Q. Why so early? What dental problems could a baby have?

A: The most important reason is to begin a thorough prevention program. Dental problems can begin early. A big concern is Early Childhood Caries (formerly known as baby bottle tooth decay or nursing caries). Once a child’s diet includes anything besides breast-milk, erupted teeth are at risk for decay. The earlier the dental visit, the better the chance of preventing dental problems. Children with healthy teeth chew food easily and smile with confidence. Start your child now on a lifetime of good dental habits.

Q. How can I prevent tooth decay from nursing or using a bottle?

A: At-will breast-feeding should be avoided after the first primary (baby) teeth begin to erupt and other sources of nutrition have been introduced. Children should not fall asleep with a bottle containing anything other than water. Drinking juice from a bottle should be avoided. Fruit juice and milk should only be offered in a cup with meals or at snack time.

Q. When should bottle-feeding be stopped?

A: Children should be weaned from the bottle at 12-14 months of age.

Q. Should I worry about thumb and finger sucking?
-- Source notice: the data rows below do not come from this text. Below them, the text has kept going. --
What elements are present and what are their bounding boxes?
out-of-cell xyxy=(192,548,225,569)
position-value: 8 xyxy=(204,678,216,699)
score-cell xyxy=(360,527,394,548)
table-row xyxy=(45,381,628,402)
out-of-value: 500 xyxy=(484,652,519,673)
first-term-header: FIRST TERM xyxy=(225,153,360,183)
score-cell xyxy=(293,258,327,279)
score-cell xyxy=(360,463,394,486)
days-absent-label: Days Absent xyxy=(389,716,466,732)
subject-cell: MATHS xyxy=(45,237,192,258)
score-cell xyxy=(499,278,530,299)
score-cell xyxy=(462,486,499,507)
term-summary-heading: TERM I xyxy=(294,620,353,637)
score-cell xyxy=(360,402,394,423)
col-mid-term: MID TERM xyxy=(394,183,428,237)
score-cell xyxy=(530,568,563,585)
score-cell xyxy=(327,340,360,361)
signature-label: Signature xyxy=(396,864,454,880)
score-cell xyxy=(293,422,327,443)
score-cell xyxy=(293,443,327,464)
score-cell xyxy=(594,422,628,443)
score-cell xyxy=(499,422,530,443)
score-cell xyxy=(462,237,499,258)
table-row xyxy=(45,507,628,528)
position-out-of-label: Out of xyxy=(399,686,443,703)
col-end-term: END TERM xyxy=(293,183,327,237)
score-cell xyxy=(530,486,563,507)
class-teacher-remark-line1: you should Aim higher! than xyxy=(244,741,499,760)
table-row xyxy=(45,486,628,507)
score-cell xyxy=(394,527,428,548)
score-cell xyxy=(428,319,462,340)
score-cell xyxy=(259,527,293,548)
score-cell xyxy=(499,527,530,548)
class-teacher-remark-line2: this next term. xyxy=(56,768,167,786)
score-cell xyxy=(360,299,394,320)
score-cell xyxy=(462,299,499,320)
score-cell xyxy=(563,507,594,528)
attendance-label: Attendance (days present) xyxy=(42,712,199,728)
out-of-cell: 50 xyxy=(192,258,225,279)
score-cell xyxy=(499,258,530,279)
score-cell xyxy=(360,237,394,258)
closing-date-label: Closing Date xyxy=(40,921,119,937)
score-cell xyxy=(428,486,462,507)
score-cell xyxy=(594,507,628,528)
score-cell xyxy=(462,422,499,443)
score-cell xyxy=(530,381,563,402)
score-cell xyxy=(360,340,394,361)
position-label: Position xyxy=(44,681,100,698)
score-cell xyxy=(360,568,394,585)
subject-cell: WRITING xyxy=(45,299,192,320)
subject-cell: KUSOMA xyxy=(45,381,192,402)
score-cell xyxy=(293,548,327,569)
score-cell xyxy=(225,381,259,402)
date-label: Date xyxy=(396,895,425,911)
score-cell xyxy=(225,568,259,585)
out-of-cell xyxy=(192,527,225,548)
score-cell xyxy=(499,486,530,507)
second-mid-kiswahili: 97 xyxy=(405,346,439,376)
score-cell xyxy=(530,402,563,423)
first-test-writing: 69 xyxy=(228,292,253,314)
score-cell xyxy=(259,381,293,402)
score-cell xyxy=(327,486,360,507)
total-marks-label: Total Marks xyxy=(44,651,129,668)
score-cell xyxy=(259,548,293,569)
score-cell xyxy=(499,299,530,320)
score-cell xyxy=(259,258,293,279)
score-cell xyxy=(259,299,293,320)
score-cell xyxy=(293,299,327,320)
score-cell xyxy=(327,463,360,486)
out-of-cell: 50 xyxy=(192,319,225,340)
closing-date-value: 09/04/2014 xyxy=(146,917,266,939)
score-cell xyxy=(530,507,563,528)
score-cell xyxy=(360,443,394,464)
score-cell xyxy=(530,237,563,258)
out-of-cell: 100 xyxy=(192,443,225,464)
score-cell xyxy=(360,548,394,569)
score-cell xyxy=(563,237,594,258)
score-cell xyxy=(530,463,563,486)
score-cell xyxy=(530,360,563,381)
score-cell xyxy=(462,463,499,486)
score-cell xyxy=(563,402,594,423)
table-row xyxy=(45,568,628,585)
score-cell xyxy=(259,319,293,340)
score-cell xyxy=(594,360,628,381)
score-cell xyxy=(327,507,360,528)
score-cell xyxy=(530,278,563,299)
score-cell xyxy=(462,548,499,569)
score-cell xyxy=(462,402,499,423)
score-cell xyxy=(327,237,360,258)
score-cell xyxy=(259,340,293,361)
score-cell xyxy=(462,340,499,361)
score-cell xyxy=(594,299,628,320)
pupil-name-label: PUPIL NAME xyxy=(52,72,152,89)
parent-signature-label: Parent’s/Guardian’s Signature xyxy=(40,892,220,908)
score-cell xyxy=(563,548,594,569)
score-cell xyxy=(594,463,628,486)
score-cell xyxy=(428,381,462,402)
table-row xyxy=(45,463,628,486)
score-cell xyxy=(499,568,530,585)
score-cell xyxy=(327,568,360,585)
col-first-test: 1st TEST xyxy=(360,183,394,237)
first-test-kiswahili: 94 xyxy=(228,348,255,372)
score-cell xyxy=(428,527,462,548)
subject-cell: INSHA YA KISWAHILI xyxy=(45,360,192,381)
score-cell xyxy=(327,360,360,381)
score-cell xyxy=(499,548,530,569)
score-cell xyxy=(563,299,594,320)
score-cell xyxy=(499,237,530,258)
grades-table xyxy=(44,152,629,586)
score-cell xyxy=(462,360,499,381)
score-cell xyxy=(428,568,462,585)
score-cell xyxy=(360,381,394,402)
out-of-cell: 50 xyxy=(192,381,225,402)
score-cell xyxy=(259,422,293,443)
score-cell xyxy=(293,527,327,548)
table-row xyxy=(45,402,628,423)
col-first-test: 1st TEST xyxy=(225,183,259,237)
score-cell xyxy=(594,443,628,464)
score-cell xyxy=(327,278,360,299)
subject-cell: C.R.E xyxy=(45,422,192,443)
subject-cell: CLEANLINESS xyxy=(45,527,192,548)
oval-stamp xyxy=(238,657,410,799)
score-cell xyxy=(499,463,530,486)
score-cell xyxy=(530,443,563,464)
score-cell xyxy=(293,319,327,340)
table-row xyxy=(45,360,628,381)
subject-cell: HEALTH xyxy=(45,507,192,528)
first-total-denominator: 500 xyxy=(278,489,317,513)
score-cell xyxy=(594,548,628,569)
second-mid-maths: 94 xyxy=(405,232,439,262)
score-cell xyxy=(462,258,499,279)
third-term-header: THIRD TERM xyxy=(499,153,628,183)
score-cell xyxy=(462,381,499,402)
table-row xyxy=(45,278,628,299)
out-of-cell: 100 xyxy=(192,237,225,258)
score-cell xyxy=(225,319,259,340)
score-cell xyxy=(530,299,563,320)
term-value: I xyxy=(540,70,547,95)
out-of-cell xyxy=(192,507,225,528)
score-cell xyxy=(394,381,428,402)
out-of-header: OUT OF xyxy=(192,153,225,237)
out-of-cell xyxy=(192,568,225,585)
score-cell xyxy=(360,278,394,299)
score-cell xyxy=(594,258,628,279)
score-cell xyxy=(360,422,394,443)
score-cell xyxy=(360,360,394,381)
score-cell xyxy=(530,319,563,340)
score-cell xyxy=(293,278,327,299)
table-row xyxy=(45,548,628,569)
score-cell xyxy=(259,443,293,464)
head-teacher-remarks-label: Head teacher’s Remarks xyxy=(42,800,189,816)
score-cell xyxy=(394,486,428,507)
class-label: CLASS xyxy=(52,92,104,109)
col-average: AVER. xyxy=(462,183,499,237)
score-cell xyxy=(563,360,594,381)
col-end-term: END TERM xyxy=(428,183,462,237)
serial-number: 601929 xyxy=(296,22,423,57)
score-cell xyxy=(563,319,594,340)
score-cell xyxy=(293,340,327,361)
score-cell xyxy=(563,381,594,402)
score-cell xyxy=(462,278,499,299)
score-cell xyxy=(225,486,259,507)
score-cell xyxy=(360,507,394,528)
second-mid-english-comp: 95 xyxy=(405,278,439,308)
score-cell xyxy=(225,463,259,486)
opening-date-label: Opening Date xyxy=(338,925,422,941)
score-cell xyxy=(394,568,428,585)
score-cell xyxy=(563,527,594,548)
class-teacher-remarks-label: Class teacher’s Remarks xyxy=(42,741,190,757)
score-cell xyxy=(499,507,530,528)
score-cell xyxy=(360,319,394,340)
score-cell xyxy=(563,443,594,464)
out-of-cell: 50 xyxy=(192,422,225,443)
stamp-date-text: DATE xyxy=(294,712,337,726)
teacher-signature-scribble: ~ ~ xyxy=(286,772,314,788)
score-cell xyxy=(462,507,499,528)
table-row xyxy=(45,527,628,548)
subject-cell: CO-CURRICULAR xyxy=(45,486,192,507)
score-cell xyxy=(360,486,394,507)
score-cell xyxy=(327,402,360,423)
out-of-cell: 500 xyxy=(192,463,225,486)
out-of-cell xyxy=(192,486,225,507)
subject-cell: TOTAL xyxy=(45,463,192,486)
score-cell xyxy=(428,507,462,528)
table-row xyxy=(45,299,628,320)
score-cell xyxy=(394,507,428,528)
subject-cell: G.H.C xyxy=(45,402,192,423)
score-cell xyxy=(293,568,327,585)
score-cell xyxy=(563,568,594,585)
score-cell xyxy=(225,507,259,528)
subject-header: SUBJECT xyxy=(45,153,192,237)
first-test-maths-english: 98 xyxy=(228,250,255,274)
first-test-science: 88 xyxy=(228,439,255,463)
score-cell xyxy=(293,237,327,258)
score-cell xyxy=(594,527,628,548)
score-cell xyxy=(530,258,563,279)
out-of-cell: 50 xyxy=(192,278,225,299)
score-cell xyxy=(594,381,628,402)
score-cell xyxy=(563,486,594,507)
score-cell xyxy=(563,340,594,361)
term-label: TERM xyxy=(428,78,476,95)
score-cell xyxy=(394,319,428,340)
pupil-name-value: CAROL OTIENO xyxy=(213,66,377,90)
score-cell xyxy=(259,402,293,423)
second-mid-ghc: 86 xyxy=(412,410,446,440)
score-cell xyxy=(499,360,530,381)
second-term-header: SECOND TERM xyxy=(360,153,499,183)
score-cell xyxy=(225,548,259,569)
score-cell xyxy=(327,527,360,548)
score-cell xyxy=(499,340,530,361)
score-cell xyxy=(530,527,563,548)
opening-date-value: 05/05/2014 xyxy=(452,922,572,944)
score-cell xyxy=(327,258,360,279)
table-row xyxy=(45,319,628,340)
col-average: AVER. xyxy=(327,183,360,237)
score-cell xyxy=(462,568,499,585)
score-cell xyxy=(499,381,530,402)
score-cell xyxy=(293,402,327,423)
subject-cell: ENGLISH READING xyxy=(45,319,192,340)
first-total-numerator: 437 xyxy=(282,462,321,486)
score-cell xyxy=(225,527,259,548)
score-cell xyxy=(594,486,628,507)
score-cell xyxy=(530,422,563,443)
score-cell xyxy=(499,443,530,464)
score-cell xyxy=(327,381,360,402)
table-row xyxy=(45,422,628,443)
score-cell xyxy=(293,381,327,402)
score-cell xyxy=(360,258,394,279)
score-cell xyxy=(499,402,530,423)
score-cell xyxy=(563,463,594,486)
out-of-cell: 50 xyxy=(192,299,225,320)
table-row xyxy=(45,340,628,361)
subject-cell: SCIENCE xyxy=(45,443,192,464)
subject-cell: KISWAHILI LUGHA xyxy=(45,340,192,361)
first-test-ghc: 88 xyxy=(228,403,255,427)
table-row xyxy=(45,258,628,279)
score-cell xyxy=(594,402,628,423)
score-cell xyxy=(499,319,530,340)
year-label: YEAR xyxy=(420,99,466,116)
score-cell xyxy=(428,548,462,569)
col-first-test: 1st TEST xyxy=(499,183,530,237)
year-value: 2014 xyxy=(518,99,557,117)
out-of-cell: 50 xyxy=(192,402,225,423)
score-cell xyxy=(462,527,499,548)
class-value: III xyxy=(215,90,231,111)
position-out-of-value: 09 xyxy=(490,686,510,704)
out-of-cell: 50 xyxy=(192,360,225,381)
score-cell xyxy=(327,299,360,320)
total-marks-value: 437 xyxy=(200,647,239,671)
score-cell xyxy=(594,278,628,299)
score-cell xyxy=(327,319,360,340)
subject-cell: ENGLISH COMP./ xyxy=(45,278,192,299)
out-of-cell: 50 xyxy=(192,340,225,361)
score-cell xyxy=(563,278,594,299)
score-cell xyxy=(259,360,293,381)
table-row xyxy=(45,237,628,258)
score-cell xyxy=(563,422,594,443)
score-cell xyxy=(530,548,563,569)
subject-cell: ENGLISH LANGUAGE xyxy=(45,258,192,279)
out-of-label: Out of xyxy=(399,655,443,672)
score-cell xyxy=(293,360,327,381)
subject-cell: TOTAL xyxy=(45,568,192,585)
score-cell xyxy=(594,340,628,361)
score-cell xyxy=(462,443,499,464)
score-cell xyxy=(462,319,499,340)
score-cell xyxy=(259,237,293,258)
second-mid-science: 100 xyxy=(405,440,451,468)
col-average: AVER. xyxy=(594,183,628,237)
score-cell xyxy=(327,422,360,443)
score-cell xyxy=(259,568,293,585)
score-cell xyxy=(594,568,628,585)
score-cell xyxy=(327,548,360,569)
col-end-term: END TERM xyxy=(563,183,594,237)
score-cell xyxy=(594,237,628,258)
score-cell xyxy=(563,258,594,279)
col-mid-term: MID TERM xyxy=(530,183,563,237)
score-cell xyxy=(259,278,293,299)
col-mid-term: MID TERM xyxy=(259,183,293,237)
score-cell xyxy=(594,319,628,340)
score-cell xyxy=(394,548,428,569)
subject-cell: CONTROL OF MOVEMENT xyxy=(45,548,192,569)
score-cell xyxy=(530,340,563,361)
A: Thumb sucking is perfectly normal for infants; many stop by age 2. Prolonged thumb sucking can create crooked teeth or bite problems. If the habit continues beyond age 3, a professional evaluation is recommended. Your pediatric dentist will be glad to suggest ways to address a prolonged thumb sucking habit.

Q. When should I start cleaning my baby’s teeth?

A: The sooner the better! Starting at birth, clean your child’s gums with a soft infant toothbrush or cloth and water. As soon as the teeth begin to appear, start brushing twice daily using fluoridated toothpaste and a soft, age-appropriate sized toothbrush. Use a “smear” of toothpaste to brush the teeth of a child less than 2 years of age. For the 2-5 year old, dispense a “pea-size” amount of fluoridated toothpaste and perform or assist your child’s toothbrushing. Remember that young children do not have the ability to brush their teeth effectively.

Q. Any advice on teething?

A: From six months to age 3, your child may have tender gums when teeth erupt. As soon as the teeth penetrate through the gum tissue, the discomfort begins to go away. Many children like a clean teething ring, cool spoon or cold wet washcloth. Some parents swear by a chilled ring; others simply rub the baby’s gums with a clean finger. Give the baby Tylenol Drops when needed, but be sure to stay within the guidelines on the bottle.  A surface anesthetic preparation like Ora-Gel for Teething may be useful at bedtime or when the child seems particularly upset, but it washes away in a short time.  Be sure to use it only according to the directions and not below the age of two years old.  There is no perfect solution, so just give extra love and this problem will resolve itself.  If the child has a fever or actually seems sick, be sure to check with your pediatrician.  An illness may be present along with the teething.

Q: Is there something I should do before my infant gets teeth?

A: It is very important to establishing a separate pattern of eating and sleeping while your infant is small.  Feed the child, then wipe off the gums with a gauze square or clean washcloth.  This separates eating from sleeping and gets the child accustomed to mouth cleaning routines.  Keeping the bottle out of the crib allows the child to learn to sleep through the night at a younger age, and avoids a later struggle over taking away the bedtime bottle.

Q: When will my child get teeth?

A: The primary teeth usually erupt at about six months, but there is a huge variation between children.  Some infants have teeth which erupt soon after they are born, and some are toothless until they are 18 months old.  The order in which the teeth erupt is almost always the same.  The lower front teeth usually come in first. 

Q: How does the pediatric dentist work with a toddler?

A: We keep the child secure by leaving him/her in the parent’s lap.  After a period of getting acquainted, we move into a knee-to-knee position with the parent who slowly leans the child’s head back into the dentist’s lap.